Literary Affairs

Theatre of the Mind: Erin Hart’s Haunted Ground

Erin Hart‘s Haunted Ground is not a new book but rather a work published nearly a decade ago. Nonetheless it intrigued me as an audiobook so I asked the publicist at the digital publishing arm of Random Hose and he sent along a download link. I had read it quite some time ago and was curious as to how it translated as a Theatre of the Mind experience.

As my review said, ‘Erin Hart’s first novel, Haunted Ground, weaves a tight but complex tale of how the head of a red-headed woman found in a bog by a farmer cutting peat to heat his home gets tangled up in both history and myth, as reflected in the minds of those involved in solving this case — and those who don’t want the puzzle solved. Was she murdered? Oh, yes — decapitated quite efficiently. But who murdered her? And why? Was it millennia ago? Or was it but a few years ago? (Bogs preserve organic material for very long periods.) And who now knows what happened to her?
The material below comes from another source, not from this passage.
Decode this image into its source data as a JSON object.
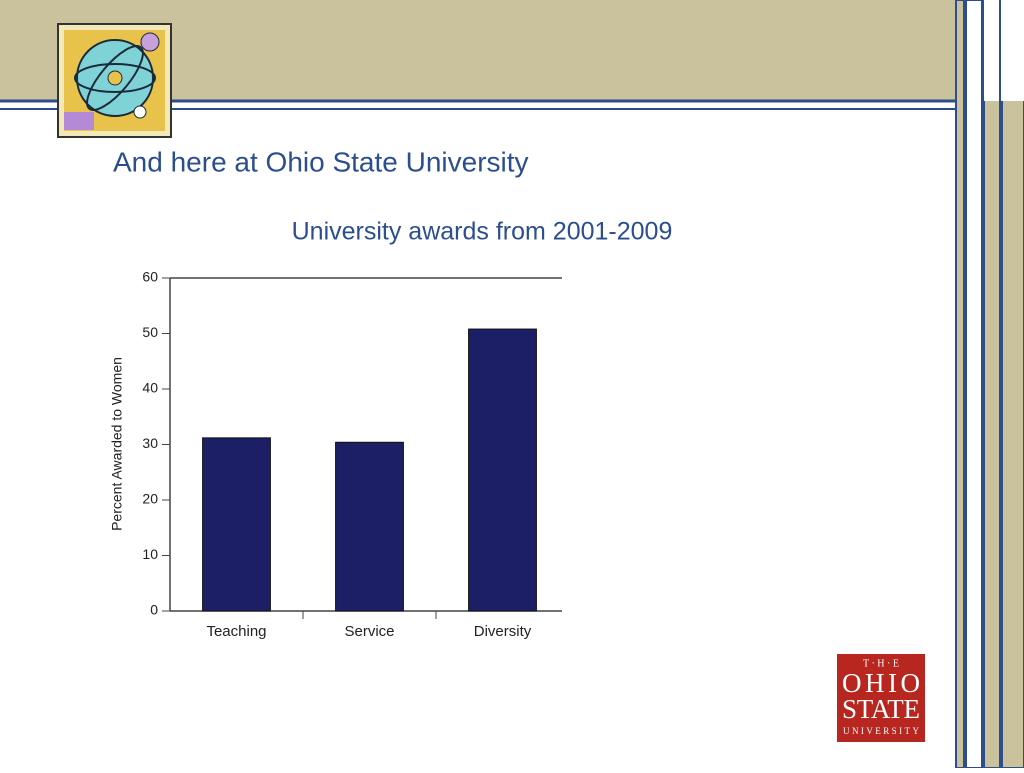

As I just noted, Haunted Ground begins when a farmer cutting turf in the west of Ireland makes a grisly discovery: the perfectly preserved severed head of a beautiful young woman with long red hair. Called out to the bog to investigate, Irish archeologist Cormac Maguire and American pathologist Nora Gavin are thrown together by their shared curiosity about her fate.(And mutual attraction to each other as well — no surprise.) Imbuing her with a status out of myth itself, Cormac will name her, in Gaelic, calin rau, making her more than merely a dead girl. She is, in a real sense, representative of the whole history of Ireland. Was she killed by a Druid priest? A murderous husband? A stranger from elsewhere?

I haven’t listened to anything set in Ireland so I want to note that it helps that Hart’s married to Paddy O’Brien, whom we reviewed in the guise of Chulrua whose CD, Barefoot on the Altar, we’ve reviewed. Though it’s just a bit of a stretch as regards believability, all three of the characters looking into the matter of the myriad mysteries in this book are Irish traditional musicians! Not ‘tall surprisingly, there are great Irish music seisiúns here!
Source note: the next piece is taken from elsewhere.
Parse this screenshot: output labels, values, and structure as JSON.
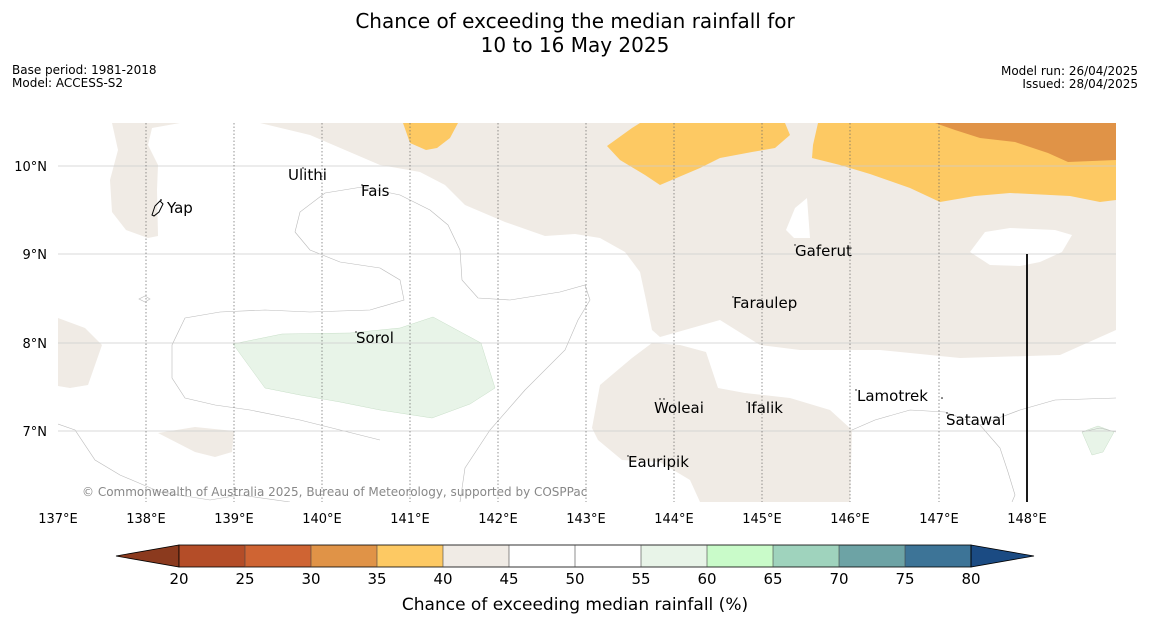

Ok, I’ve now listened to about four hours of this Haunted Ground so I can now say that the narrator, Jennifer McMahon, does an absolutely perfect job of capturing both the individuals in the story and the setting of the story, the latter being the rural West country and its very long and tortured history. The only biographic information on her comes from, surprise not, the website of Erin Hart: ‘Jennifer McMahon’ is actually a stage name of Rosalyn Landor, a multi-talented actress with extensive theater, film, and television credits, who really brings the stories to life. (Mystery fans might be pleased to know that Roz has appeared in Rumpole of the Bailey and The Adventures of Sherlock Holmes, starring Jeremy Brett. And for all you sci-fi fans, she was also in an episode of Star Trek: The Next Generation.’ I thought given how well she did at capturing Irish accents that she’d be Irish born and raised but she’s actually London born and bred! That role on Star Trek: The Next Generation was a red-haired Irish cailín named Brenna Odell who had her hair washed by Will Riker starting at her feet!

All in all, I’m quite enjoying this work and am certainly looking forward to the sequel, Lake of Sorrows as it’s got a better than average mystery, great narration, and is a fascinating look at a aspect of Irish culture most often overlooked.